Singing stop this train i want to get out and go home again
I can't take this speed it's moving in
I know i can
Cause now i see i'll never stop this train

(think i got 'em now)



This one is because of a recent encounter with the exboyfriend of over a year, Jared who I thought was friends with. After talking to him I realized that all he wants is to get his stuff back (too bad it's in a box in North carolina in the obyss of a basebent) and I can't trust a word he said to me. Was the song he wrote for me just a song he wrote and felt bad because he didn't do what he said he would. Screw Madeline...I hope she never comes home to you.

It's been your word, you made your stand
You got me crying, as well as you planned
But when my loneliness is through, i'm gonna find another you

You take your sweaters
You take your time
You might have your reasons but you will never have my rhymes
I'm gonna sing my way away from blue
I'm gonna find another you

When i was your lover
No one else would do
If i'm false to find another i hope he looks like you
Yeah and he's nicer too

So go on baby
Make your little get away
My pride will keep me company
And you just gave yours all away
Now i'm gonna dress myself for two
Once for me and once for someone new
I'm gonna do somethings you wouldn't let me do
Oh i'm gonna find another you


Oh John Mayer couldn't have sung either of those songs better.....

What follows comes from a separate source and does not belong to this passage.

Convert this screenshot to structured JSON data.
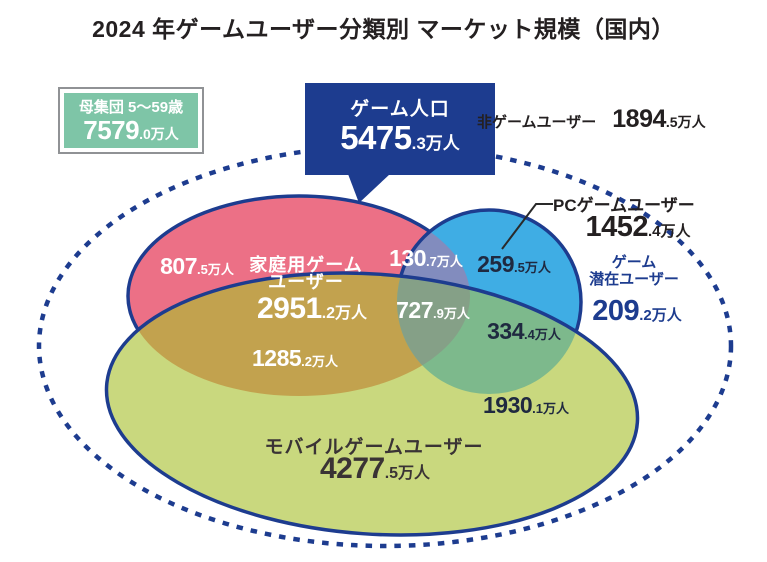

Sunday, September 10, 2006

slowly but surely it's starting to hit me

"You're my satellite You're riding with me tonight Passenger side, lighting the sky
Always the first star that I find You're my satellite.

Maybe you will always be Just a little out of reach..." ~Guster That is for my mom since she's not around but I know she's there. It makes sense

School has started up and I'm ready to start learning again but that'll start tomorrow when we really start taking the crazy notes and reading all the time. School is diffrent this year. I think it's because I'm off campus and not dealing with all the diffrent rules and living with the people I lived with last year. It's weird i can't just walk next door to see a friend I've gotta drive. Don't get me wrong I love it here at Carrera but it's totally diffrent than the past two years. I haven't even really seen a lot of the people I wanted to being back...eventually.


This weekend was my realization of loss. My family isn't here. It was really hard this weekend because everyone in the house was gone home or were with their families. I was the one left out just laying in my room. I know they didn't realize how depressed and sad I was but that's okay I don't expect them to. I really want to see my family and hug my mom and brothers but I can't do that anymore on the weekend. I was jealous and wished that everyone realized how great they have it. Being able to see their family is something most of them take for granted. I know I did, but now I just want everyone to know how lucky they really are. I might go over to the mckinney's just so I have something of a family or maybe even go see nick. I don't know it sucks and at night when everyone is asleep I hug my stuffed little foot and my prince charming stuffed frog tight and just cry myself to sleep. It's the adjusting period that sucks and i'm starting the adjusting. But if I don't want to adjust and have my family with me, eventually will it work?